グローバル・タックス研究会 ~Study Group On Global Tax~

貧困のない、公正かつ持続可能なグローバリゼーションのための「グローバル・タックス」を提言する、市民研究グループです。

【日経新聞】国際金融取引に課税 容認 IMF報告へ

2010-03-20 | ニューススクラップ
                 ワシントンD.C.のIMF本部(Wikipediaより)

3月19日付日本経済新聞は「国際金融取引に課税 容認 IMF報告へ…」と題した記事を掲載しました。「国際通貨基金(IMF)が4月にまとめる金融規制改革に関する報告書で、国際的な金融取引や資産規模などに応じた特別課税を幅広く認める方向となった。巨額の国民負担を回避し、金融危機の破綻処理費を当事者である銀行などから確実に徴収する狙いがある。欧州を中心に導入に向けた動きが強まるのは確実(だが)…(各国の)調整は難航も予想される」と伝えています。

ご承知のように、この4月にまとめるIMF報告書とは、昨年9月のG20サミットで首脳から「金融システム修復のための金融業界自らのコスト負担する方法(選択肢)」について検討するようIMFが求められていたものです(注)。当初、IMFは金融取引税は選択肢に入れないと主張していましたが、欧州主要国やNGOの圧力などがあって金融取引税を含むようです。

新聞記事は、続けて「報告書では金融活動を過度の阻害しないことを原則としつつ、徴収方法の選択肢を示す。…柱の一つは銀行、証券、保険会社などの国際的な金融取引に薄く広く課税する金融取引税(トービン税)の創設だ」「…(だが)導入は時期尚早との反論も多い」と記しています。

また、徴収した資金用途につき「…金融の健全化だけでなく、環境保護目的や一般財源化に回す案も列挙する。徴収方法と使途の組み合わせは、各国の判断にゆだねる方針だ」とも記しています。

しかしながら、このスキームの主たる目的は金融の健全化(金融セクター修復)にありますから、その他の使途は付随的なものになると思われます。そしてその主目的も、実におかしな話です。
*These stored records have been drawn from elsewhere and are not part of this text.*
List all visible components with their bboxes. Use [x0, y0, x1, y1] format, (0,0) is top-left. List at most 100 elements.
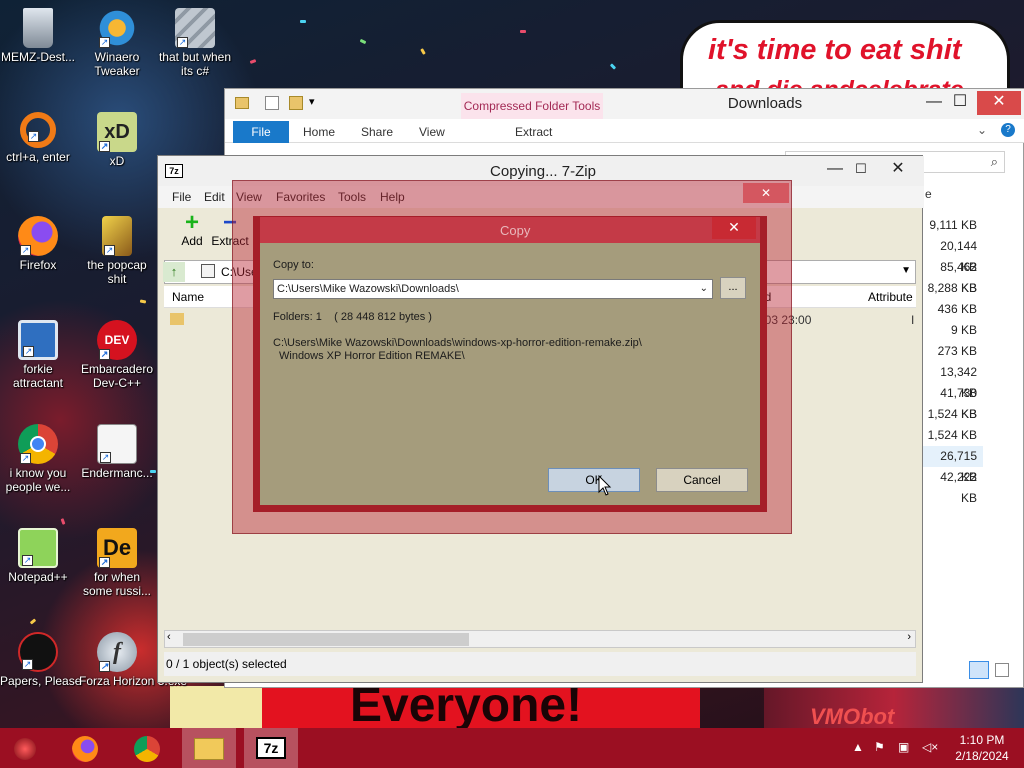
horizontal-scrollbar[interactable]: ‹ › [164, 630, 916, 648]
browse-button[interactable]: ... [720, 277, 746, 299]
source-name: Windows XP Horror Edition REMAKE\ [279, 350, 465, 362]
file-size-cell: 9,111 KB [929, 218, 977, 232]
desktop-icon-label: Papers, Please [0, 674, 82, 688]
file-size-cell: 8,288 KB [927, 281, 977, 295]
copy-dialog-close-button[interactable]: ✕ [712, 217, 756, 239]
scroll-right-icon[interactable]: › [907, 631, 911, 643]
shortcut-arrow-icon: ↗ [99, 661, 110, 672]
firefox-icon: ↗ [18, 216, 58, 256]
properties-icon[interactable] [265, 96, 279, 110]
scroll-thumb[interactable] [183, 633, 469, 646]
help-icon[interactable]: ? [1001, 123, 1015, 137]
add-button[interactable]: + Add [172, 211, 212, 249]
file-size-cell: 20,144 KB [940, 239, 977, 274]
menu-edit[interactable]: Edit [204, 190, 225, 204]
shortcut-arrow-icon: ↗ [28, 131, 39, 142]
action-center-flag-icon[interactable]: ⚑ [874, 740, 885, 754]
large-icons-view-icon[interactable] [995, 663, 1009, 677]
file-size-cell: 85,462 KB [940, 260, 977, 295]
copy-dialog-titlebar[interactable]: Copy [260, 217, 760, 243]
desktop-icon-label: i know you people we... [5, 466, 71, 494]
taskbar-7zip[interactable]: 7z [244, 728, 298, 768]
monitor-gear-icon: ↗ [18, 320, 58, 360]
sevenzip-maximize-button[interactable]: ☐ [844, 158, 878, 182]
destination-path-input[interactable]: C:\Users\Mike Wazowski\Downloads\ ⌄ [273, 279, 713, 299]
add-button-label: Add [181, 234, 203, 248]
desktop-icon-csharp[interactable]: ↗ that but when its c# [157, 8, 233, 78]
ribbon-expand-icon[interactable]: ⌄ [977, 123, 987, 137]
address-dropdown-icon[interactable]: ▼ [901, 265, 911, 276]
shortcut-arrow-icon: ↗ [99, 141, 110, 152]
desktop-icon-forza[interactable]: f ↗ Forza Horizon 5.exe [79, 632, 187, 688]
taskbar-file-explorer[interactable] [182, 728, 236, 768]
desktop-icon-label: the popcap shit [87, 258, 147, 286]
shortcut-arrow-icon: ↗ [99, 557, 110, 568]
show-hidden-icons-icon[interactable]: ▲ [852, 740, 864, 754]
volume-muted-icon[interactable]: ◁× [922, 740, 938, 754]
desktop-icon-chrome[interactable]: ↗ i know you people we... [0, 424, 76, 494]
shortcut-arrow-icon: ↗ [99, 37, 110, 48]
desktop-icon-popcap[interactable]: ↗ the popcap shit [79, 216, 155, 286]
file-size-cell: 436 KB [937, 302, 977, 316]
column-header-size[interactable]: e [925, 187, 932, 201]
taskbar: 7z ▲ ⚑ ▣ ◁× 1:10 PM 2/18/2024 [0, 728, 1024, 768]
sevenzip-close-button[interactable]: ✕ [876, 158, 920, 182]
chevron-down-icon[interactable]: ⌄ [700, 280, 708, 298]
ribbon-tab-extract[interactable]: Extract [515, 125, 552, 139]
ribbon-tab-share[interactable]: Share [361, 125, 393, 139]
close-button[interactable]: ✕ [977, 91, 1021, 115]
destination-path-value: C:\Users\Mike Wazowski\Downloads\ [277, 283, 459, 295]
quick-access-dropdown-icon[interactable]: ▾ [309, 95, 315, 108]
desktop-icon-winaero[interactable]: ↗ Winaero Tweaker [79, 8, 155, 78]
desktop-icon-papers-please[interactable]: ↗ Papers, Please [0, 632, 81, 688]
cancel-button[interactable]: Cancel [656, 468, 748, 492]
network-icon[interactable]: ▣ [898, 740, 909, 754]
ring-icon: ↗ [20, 112, 56, 148]
desktop-icon-ctrl-a[interactable]: ↗ ctrl+a, enter [0, 112, 76, 164]
ribbon-tab-view[interactable]: View [419, 125, 445, 139]
desktop-icon-firefox[interactable]: ↗ Firefox [0, 216, 76, 272]
desktop-icon-notepadpp[interactable]: ↗ Notepad++ [0, 528, 76, 584]
ribbon-tab-file[interactable]: File [233, 121, 289, 143]
desktop-icon-label: Notepad++ [8, 570, 68, 584]
shortcut-arrow-icon: ↗ [177, 37, 188, 48]
flash-icon: f ↗ [97, 632, 137, 672]
column-name[interactable]: Name [172, 290, 204, 304]
ok-button[interactable]: OK [548, 468, 640, 492]
clock[interactable]: 1:10 PM 2/18/2024 [952, 732, 1012, 764]
copy-dialog[interactable]: Copy ✕ Copy to: C:\Users\Mike Wazowski\D… [253, 216, 767, 512]
shortcut-arrow-icon: ↗ [20, 245, 31, 256]
sevenzip-title: Copying... 7-Zip [490, 163, 596, 180]
desktop-icon-de[interactable]: De ↗ for when some russi... [79, 528, 155, 598]
up-folder-icon[interactable]: ↑ [163, 262, 185, 282]
firefox-icon [72, 736, 98, 762]
shortcut-arrow-icon: ↗ [22, 555, 33, 566]
ribbon-tab-home[interactable]: Home [303, 125, 335, 139]
column-attributes[interactable]: Attribute [868, 290, 913, 304]
taskbar-firefox[interactable] [58, 728, 112, 768]
taskbar-chrome[interactable] [120, 728, 174, 768]
notepadpp-icon: ↗ [18, 528, 58, 568]
shortcut-arrow-icon: ↗ [22, 659, 33, 670]
maximize-button[interactable]: ☐ [943, 91, 977, 115]
desktop-icon-memz[interactable]: MEMZ-Dest... [0, 8, 76, 64]
scroll-left-icon[interactable]: ‹ [167, 631, 171, 643]
new-folder-icon[interactable] [289, 96, 303, 110]
shortcut-arrow-icon: ↗ [20, 453, 31, 464]
desktop-icon-forkie[interactable]: ↗ forkie attractant [0, 320, 76, 390]
desktop-icon-label: Firefox [19, 258, 57, 272]
explorer-ribbon [225, 119, 1024, 143]
wallpaper-banner-text: it's time to eat shit [708, 34, 962, 66]
desktop-icon-devcpp[interactable]: DEV ↗ Embarcadero Dev-C++ [79, 320, 155, 390]
wallpaper-band [170, 686, 262, 728]
desktop-icon-xd[interactable]: xD ↗ xD [79, 112, 155, 168]
start-button[interactable] [0, 728, 54, 768]
list-item-attr: I [911, 313, 915, 327]
menu-file[interactable]: File [172, 190, 191, 204]
explorer-titlebar[interactable]: ▾ Compressed Folder Tools Downloads — ☐ … [225, 89, 1024, 119]
sevenzip-logo-icon: 7z [165, 164, 183, 178]
details-view-icon[interactable] [969, 661, 989, 679]
desktop-icon-endermanch[interactable]: ↗ Endermanc... [79, 424, 155, 480]
compressed-folder-tools-tab[interactable]: Compressed Folder Tools [461, 93, 603, 119]
papers-please-icon: ↗ [18, 632, 58, 672]
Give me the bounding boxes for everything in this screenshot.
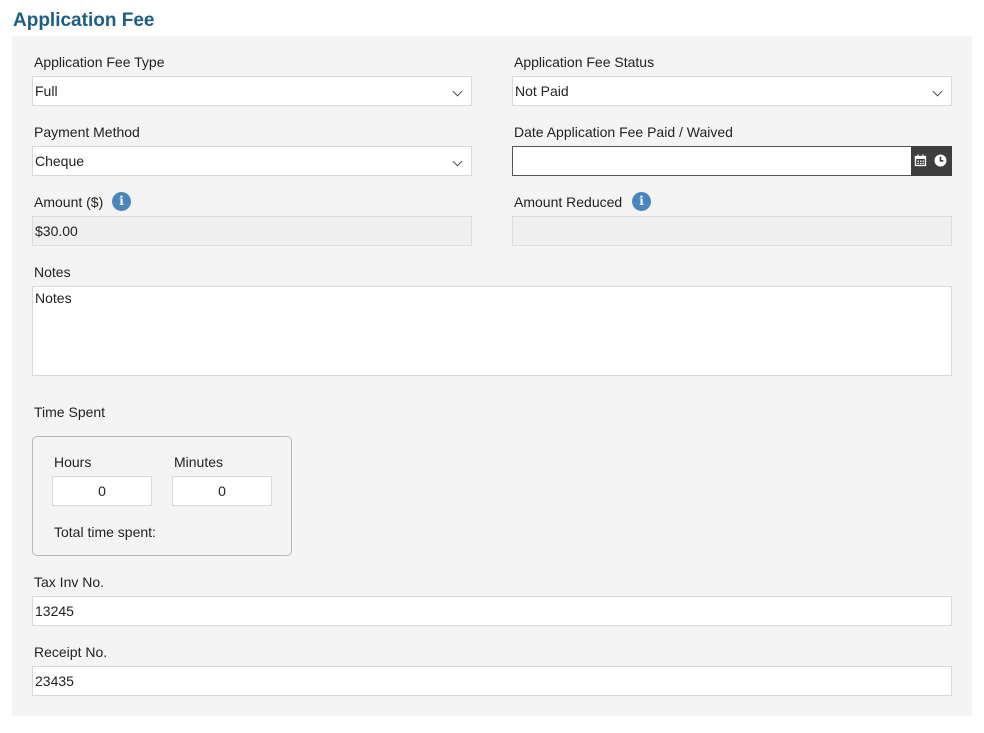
date-paid-input[interactable] bbox=[512, 146, 912, 176]
fee-type-label: Application Fee Type bbox=[34, 54, 165, 70]
hours-input[interactable]: 0 bbox=[52, 476, 152, 506]
amount-field[interactable]: $30.00 bbox=[32, 216, 472, 246]
hours-label: Hours bbox=[54, 454, 92, 470]
minutes-input[interactable]: 0 bbox=[172, 476, 272, 506]
clock-icon bbox=[934, 154, 947, 167]
receipt-input[interactable]: 23435 bbox=[32, 666, 952, 696]
notes-label: Notes bbox=[34, 264, 71, 280]
fee-status-label: Application Fee Status bbox=[514, 54, 655, 70]
date-picker-button[interactable] bbox=[911, 146, 952, 176]
fee-type-value: Full bbox=[35, 83, 58, 99]
info-icon[interactable]: i bbox=[632, 192, 651, 211]
total-time-label: Total time spent: bbox=[54, 524, 156, 540]
payment-method-label: Payment Method bbox=[34, 124, 140, 140]
minutes-label: Minutes bbox=[174, 454, 224, 470]
notes-textarea[interactable]: Notes bbox=[32, 286, 952, 376]
fee-status-select[interactable]: Not Paid bbox=[512, 76, 952, 106]
payment-method-select[interactable]: Cheque bbox=[32, 146, 472, 176]
fee-type-select[interactable]: Full bbox=[32, 76, 472, 106]
info-icon[interactable]: i bbox=[112, 192, 131, 211]
amount-label: Amount ($) bbox=[34, 194, 104, 210]
calendar-icon bbox=[914, 154, 927, 167]
time-spent-label: Time Spent bbox=[34, 404, 106, 420]
amount-reduced-label: Amount Reduced bbox=[514, 194, 623, 210]
chevron-down-icon bbox=[452, 86, 463, 97]
amount-reduced-field[interactable] bbox=[512, 216, 952, 246]
chevron-down-icon bbox=[932, 86, 943, 97]
tax-inv-input[interactable]: 13245 bbox=[32, 596, 952, 626]
tax-inv-label: Tax Inv No. bbox=[34, 574, 105, 590]
page-title: Application Fee bbox=[13, 10, 155, 31]
fee-status-value: Not Paid bbox=[515, 83, 569, 99]
chevron-down-icon bbox=[452, 156, 463, 167]
payment-method-value: Cheque bbox=[35, 153, 85, 169]
date-paid-label: Date Application Fee Paid / Waived bbox=[514, 124, 733, 140]
receipt-label: Receipt No. bbox=[34, 644, 108, 660]
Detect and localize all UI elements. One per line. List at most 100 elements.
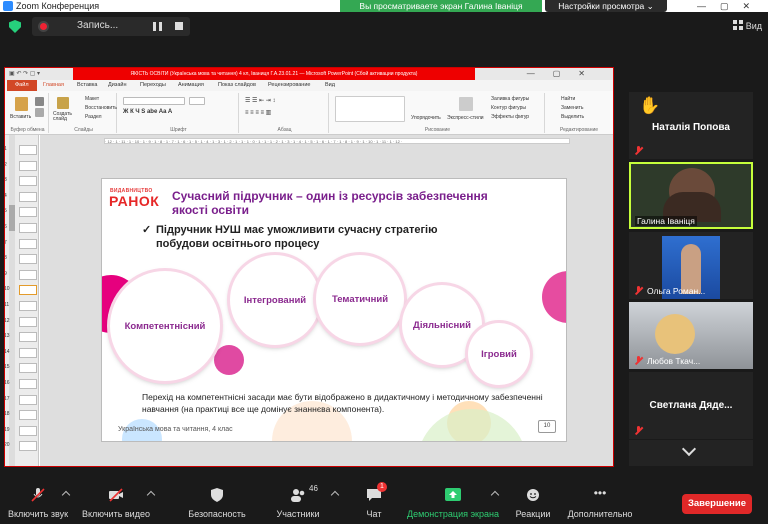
slide-thumbnail[interactable] — [19, 269, 37, 280]
slide-thumbnail[interactable] — [19, 332, 37, 343]
slide-thumbnail[interactable] — [19, 316, 37, 327]
slide-thumbnail[interactable] — [19, 145, 37, 155]
slide-thumbnail[interactable] — [19, 254, 37, 265]
slide-thumbnail[interactable] — [19, 285, 37, 296]
font-size-select[interactable] — [189, 97, 205, 105]
slide-thumbnail[interactable] — [19, 223, 37, 233]
slide-thumbnail[interactable] — [19, 238, 37, 249]
view-label: Вид — [745, 21, 762, 31]
shield-icon[interactable] — [9, 20, 21, 33]
copy-icon[interactable] — [35, 108, 44, 117]
slide-thumbnail[interactable] — [19, 394, 37, 405]
group-label-drawing: Рисование — [424, 127, 451, 133]
group-paragraph: ☰ ☰ ⇤ ⇥ ↕ ≡ ≡ ≡ ≡ ▥ Абзац — [241, 93, 329, 133]
ppt-window-controls[interactable]: —▢✕ — [527, 69, 603, 78]
slide-thumbnail[interactable] — [19, 425, 37, 436]
end-meeting-button[interactable]: Завершение — [682, 494, 752, 514]
slides-scrollbar[interactable] — [9, 135, 15, 466]
circle-integrated: Інтегрований — [230, 255, 320, 345]
participant-tile-active[interactable]: Галина Іваніця — [629, 162, 753, 229]
tab-view[interactable]: Вид — [325, 80, 335, 91]
circle-label: Інтегрований — [243, 294, 307, 306]
more-button[interactable]: ••• Дополнительно — [562, 484, 638, 522]
slide-thumbnail[interactable] — [19, 301, 37, 311]
paste-label[interactable]: Вставить — [10, 114, 31, 120]
view-button[interactable]: Вид — [732, 20, 762, 31]
slide-thumbnail[interactable] — [19, 379, 37, 389]
arrange-label[interactable]: Упорядочить — [411, 115, 441, 121]
cut-icon[interactable] — [35, 97, 44, 106]
paste-icon[interactable] — [15, 97, 28, 111]
tab-animations[interactable]: Анимация — [178, 80, 204, 91]
restore-label[interactable]: Восстановить — [85, 105, 117, 111]
shapes-gallery[interactable] — [335, 96, 405, 122]
slide-thumbnail[interactable] — [19, 441, 37, 452]
express-styles-label[interactable]: Экспресс-стили — [447, 115, 484, 121]
shape-fill-label[interactable]: Заливка фигуры — [491, 96, 529, 102]
slide-thumbnail[interactable] — [19, 363, 37, 374]
align-buttons[interactable]: ≡ ≡ ≡ ≡ ▥ — [245, 109, 271, 116]
find-label[interactable]: Найти — [561, 96, 575, 102]
checkmark-icon: ✓ — [142, 224, 152, 236]
participant-tile[interactable]: Любов Ткач... — [629, 302, 753, 369]
share-screen-button[interactable]: Демонстрация экрана — [405, 484, 501, 522]
participant-tile[interactable]: Светлана Дяде... — [629, 372, 753, 439]
participant-tile[interactable]: ✋ Наталія Попова — [629, 92, 753, 159]
participants-caret[interactable] — [330, 490, 340, 500]
slide-thumbnail[interactable] — [19, 347, 37, 358]
slide-thumb-number: 16 — [4, 380, 10, 386]
participant-tile[interactable]: Ольга Роман... — [629, 232, 753, 299]
window-controls[interactable]: —▢✕ — [697, 0, 764, 12]
slide-thumbnail[interactable] — [19, 410, 37, 421]
stop-recording-button[interactable] — [175, 22, 183, 30]
group-clipboard: Вставить Буфер обмена — [7, 93, 49, 133]
select-label[interactable]: Выделить — [561, 114, 584, 120]
group-label-paragraph: Абзац — [277, 127, 292, 133]
shape-outline-label[interactable]: Контур фигуры — [491, 105, 526, 111]
title-bar: Zoom Конференция Вы просматриваете экран… — [0, 0, 768, 12]
slide-thumbnail[interactable] — [19, 160, 37, 171]
replace-label[interactable]: Заменить — [561, 105, 583, 111]
group-font: Ж К Ч S abe Aa A Шрифт — [119, 93, 239, 133]
new-slide-icon[interactable] — [57, 97, 69, 109]
slide-thumbnail[interactable] — [19, 207, 37, 218]
participants-button[interactable]: Участники — [265, 484, 331, 522]
tab-slideshow[interactable]: Показ слайдов — [218, 80, 256, 91]
view-options-button[interactable]: Настройки просмотра ⌄ — [545, 0, 667, 12]
unmute-button[interactable]: Включить звук — [2, 484, 74, 522]
circle-thematic: Тематичний — [316, 255, 404, 343]
participant-name: Любов Ткач... — [647, 356, 701, 366]
start-video-button[interactable]: Включить видео — [80, 484, 152, 522]
tab-file[interactable]: Файл — [7, 80, 37, 91]
share-screen-label: Демонстрация экрана — [407, 509, 499, 519]
slide-thumbnail[interactable] — [19, 191, 37, 202]
participants-scroll-down[interactable] — [629, 440, 753, 466]
font-name-select[interactable] — [123, 97, 185, 105]
font-format-buttons[interactable]: Ж К Ч S abe Aa A — [123, 109, 172, 115]
horizontal-ruler: · 12 · 1 · 11 · 1 · 10 · 1 · 9 · 1 · 8 ·… — [104, 138, 570, 144]
tab-home[interactable]: Главная — [43, 80, 64, 91]
participants-icon — [291, 489, 305, 502]
shape-effects-label[interactable]: Эффекты фигур — [491, 114, 529, 120]
tab-insert[interactable]: Вставка — [77, 80, 97, 91]
tab-transitions[interactable]: Переходы — [140, 80, 166, 91]
pause-recording-button[interactable] — [153, 22, 162, 31]
express-styles-icon[interactable] — [459, 97, 473, 111]
participants-label: Участники — [276, 509, 320, 519]
ppt-window-title: ЯКІСТЬ ОСВІТИ (Українська мова та читанн… — [73, 68, 475, 80]
create-slide-label[interactable]: Создать слайд — [53, 112, 77, 122]
chat-button[interactable]: Чат — [352, 484, 396, 522]
layout-label[interactable]: Макет — [85, 96, 99, 102]
current-slide[interactable]: ВИДАВНИЦТВО РАНОК Сучасний підручник – о… — [101, 178, 567, 442]
slide-thumbnail[interactable] — [19, 176, 37, 187]
section-label[interactable]: Раздел — [85, 114, 102, 120]
scrollbar-knob[interactable] — [9, 205, 15, 231]
list-buttons[interactable]: ☰ ☰ ⇤ ⇥ ↕ — [245, 97, 275, 104]
reactions-button[interactable]: Реакции — [510, 484, 556, 522]
tab-design[interactable]: Дизайн — [108, 80, 127, 91]
ppt-title-bar: ▣ ↶ ↷ ▢ ▾ ЯКІСТЬ ОСВІТИ (Українська мова… — [5, 68, 613, 80]
quick-access-toolbar[interactable]: ▣ ↶ ↷ ▢ ▾ — [9, 70, 40, 77]
security-button[interactable]: Безопасность — [182, 484, 252, 522]
grid-icon — [732, 20, 743, 30]
tab-review[interactable]: Рецензирование — [268, 80, 310, 91]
つまり今次の金融システム危機は金融セクターのみならず、世界の産業、雇用、生活に多大な負の影響を及ぼしたのですから。

とりわけ貧しい国にとって深刻です(そのため絶対的貧困や飢餓が増大している)。従って、金融取引税は、「(金融)システムの機能を損なうような取引を控えさせ、世界的危機が貧しい国に与えた打撃に対して償う資金源とすべき」(ジョセフ・スティグリッツ教授)だと考えます。

とはいえ、IMFが金融取引税を打ち出すことになれば、その導入に向けての議論を早めることは間違いないでしょう。世界の貧困・開発や気候変動対策という国際公共財創出の立場から、そして投機マネーの規制という立場から、IMF-G20(各国)に迫っていくことが求められています。

(注)首脳声明の本文より:
「16.我々は、IMFに対して、金融セクターが銀行システムの修復のための政府の介入に関係するいかなる負担に対し公平かつ実質的な貢献をどのようになし得るかについての各国がとってきた又はとることを検討している一連の選択肢に関し、我々の次回会合のために、報告書を準備するよう指示する。」